Business & Tech

After 107-year Run, Potter and Co. to Close

Clothing and apparel fixture on Thames Street for more than a century is looking at the end of the road.

A clothing and apparel store and iconic fixture on Thames Street for 107 years, Potter and Co., is closing.

Owner Chafee Emory confirmed this week that she will almost certainly be closing the doors on the business for good by next year after failing to come to terms on an affordable lease with her landlord.

And it's not a case of her landlord asking for more than the market rate, she said, characterizing the situation as a predicament unique to a 107-year-old business in an aging building coming out of a disastrous winter at a time when the local retail market is undergoing steady and persistent turnover.

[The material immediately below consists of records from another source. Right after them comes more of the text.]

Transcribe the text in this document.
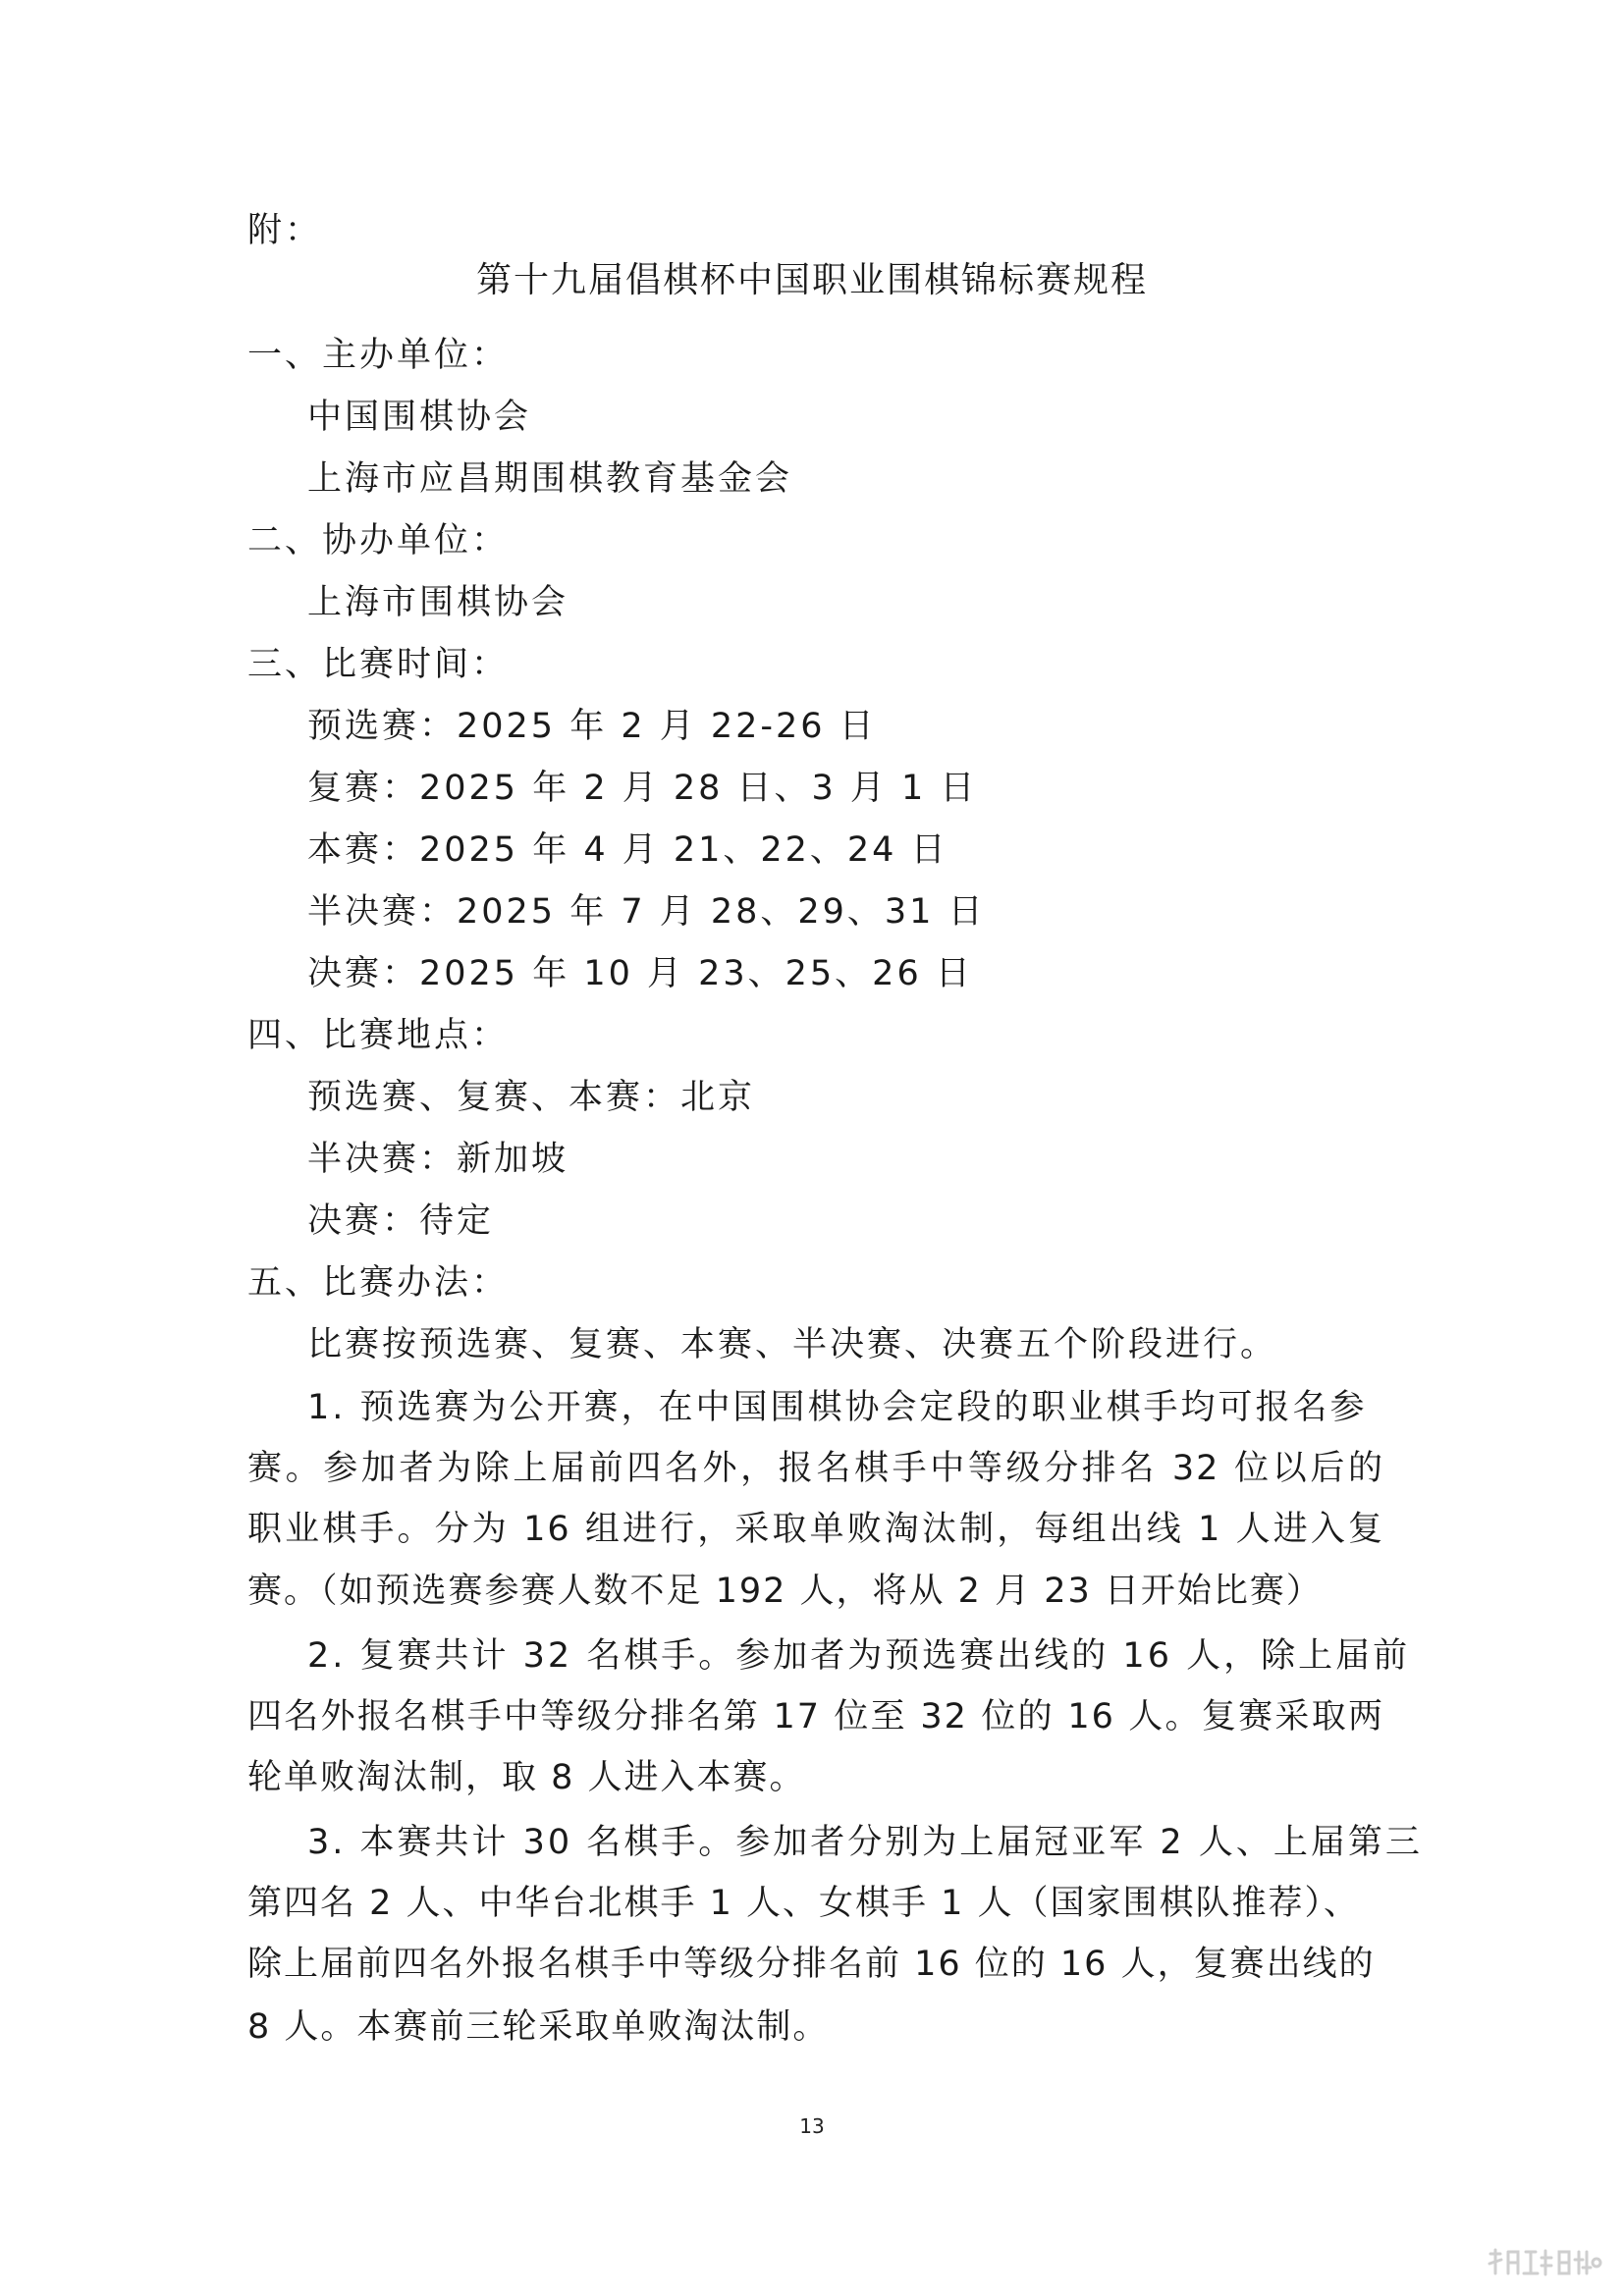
附：
第十九届倡棋杯中国职业围棋锦标赛规程
一、主办单位：
中国围棋协会
上海市应昌期围棋教育基金会
二、协办单位：
上海市围棋协会
三、比赛时间：
预选赛：2025 年 2 月 22-26 日
复赛：2025 年 2 月 28 日、3 月 1 日
本赛：2025 年 4 月 21、22、24 日
半决赛：2025 年 7 月 28、29、31 日
决赛：2025 年 10 月 23、25、26 日
四、比赛地点：
预选赛、复赛、本赛：北京
半决赛：新加坡
决赛：待定
五、比赛办法：
比赛按预选赛、复赛、本赛、半决赛、决赛五个阶段进行。
1. 预选赛为公开赛，在中国围棋协会定段的职业棋手均可报名参
赛。参加者为除上届前四名外，报名棋手中等级分排名 32 位以后的
职业棋手。分为 16 组进行，采取单败淘汰制，每组出线 1 人进入复
赛。（如预选赛参赛人数不足 192 人，将从 2 月 23 日开始比赛）
2. 复赛共计 32 名棋手。参加者为预选赛出线的 16 人，除上届前
四名外报名棋手中等级分排名第 17 位至 32 位的 16 人。复赛采取两
轮单败淘汰制，取 8 人进入本赛。
3. 本赛共计 30 名棋手。参加者分别为上届冠亚军 2 人、上届第三
第四名 2 人、中华台北棋手 1 人、女棋手 1 人（国家围棋队推荐）、
除上届前四名外报名棋手中等级分排名前 16 位的 16 人，复赛出线的
8 人。本赛前三轮采取单败淘汰制。
13
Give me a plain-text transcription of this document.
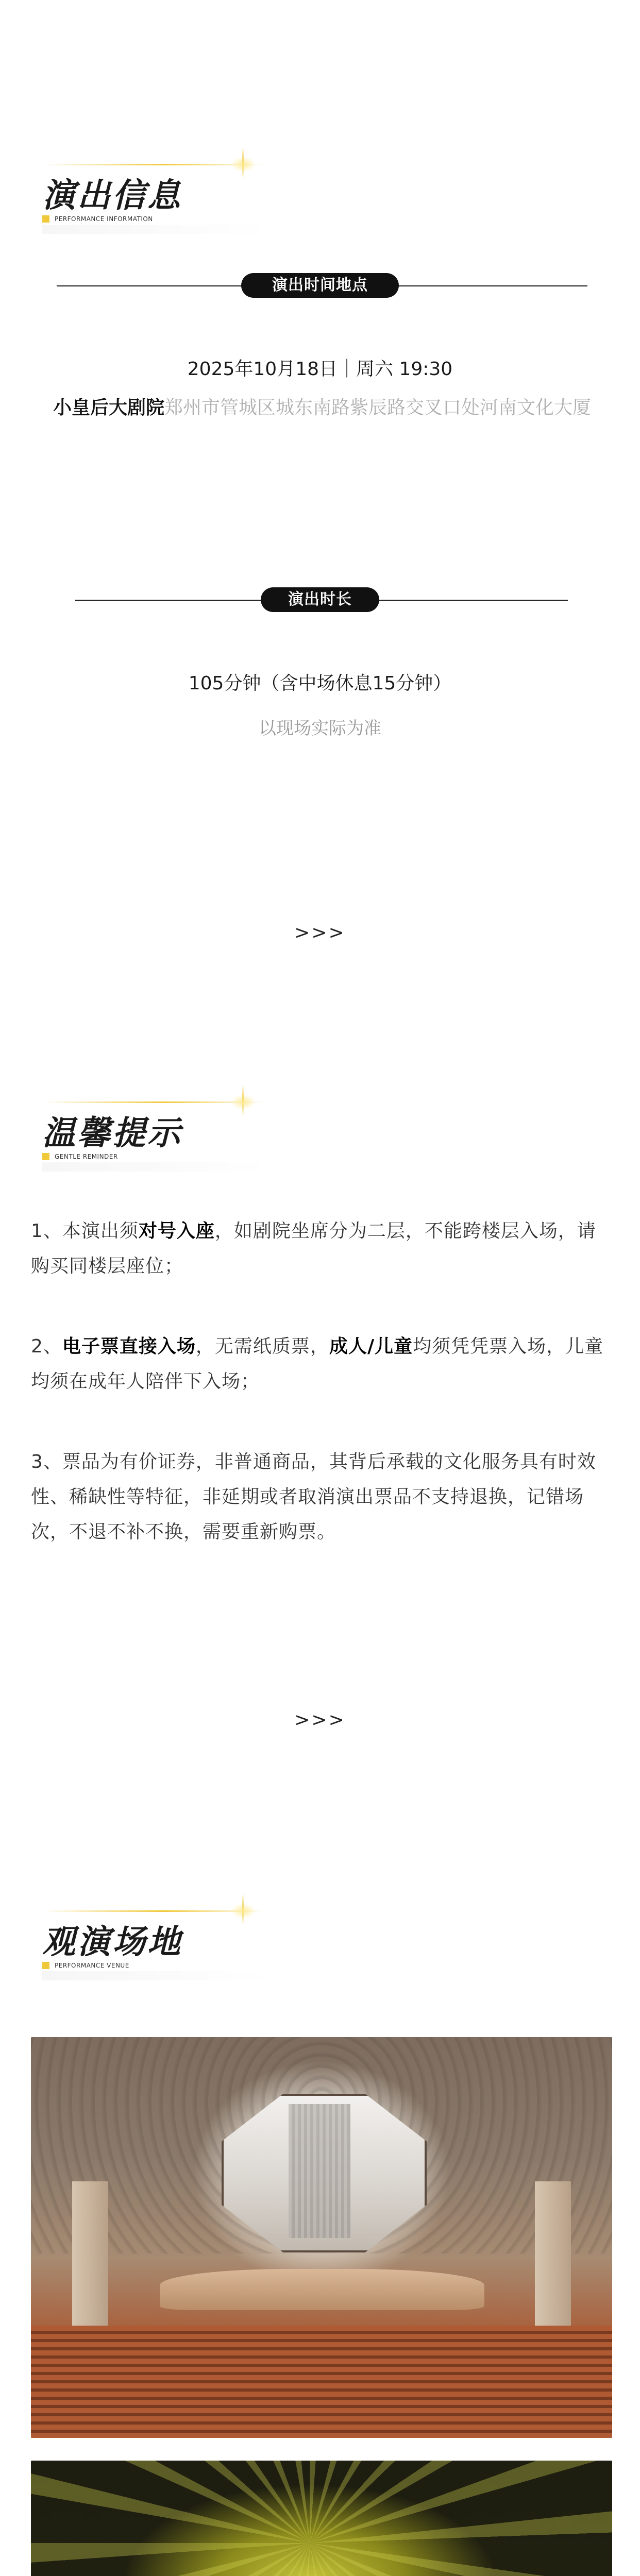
演出信息
PERFORMANCE INFORMATION
演出时间地点
2025年10月18日｜周六 19:30
小皇后大剧院郑州市管城区城东南路紫辰路交叉口处河南文化大厦
演出时长
105分钟（含中场休息15分钟）
以现场实际为准
>>>
温馨提示
GENTLE REMINDER
1、本演出须对号入座，如剧院坐席分为二层，不能跨楼层入场，请购买同楼层座位；
2、电子票直接入场，无需纸质票，成人/儿童均须凭凭票入场，儿童均须在成年人陪伴下入场；
3、票品为有价证券，非普通商品，其背后承载的文化服务具有时效性、稀缺性等特征，非延期或者取消演出票品不支持退换，记错场次，不退不补不换，需要重新购票。
>>>
观演场地
PERFORMANCE VENUE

The building needs substantial work and since Potter and Co. occupies a voluminous 4,000 square feet, any increase in Emory's roughly $5,000 per month rent not including utilities can't be made up with more sales, she said. Thirty dollars per square foot, for example, wouldn't be outrageous for a landlord to ask in the downtown Newport and Thames Street areas.  And if you do the math, a store that sells active living apparel in 4,000 square feet of space would have little chance to generate the sales needed to stay in business unless customers were beating down the doors far before — and after — the golden summer months.

And that just isn't happening now, Emory said, noting the increase she'd be facing is a bit lower than $30 per square foot.

Potter and Co. has been a family-run, locally owned business with roots that date to the early 1900s when Louis Potter, a Thames Street clothier and Herman Werner, a tailor down the street, hit it off and joined forces.

The Werner family continued to run the store up until 2010 when they sold it to Emory, who said she's holding out hope that someone might approach her with an idea to save the business.

"I'm open to anything," she said from a swivel chair in her office above the store on Tuesday. She's looked at other locations. She's crunched the numbers. But right now, she said, it doesn't look too promising.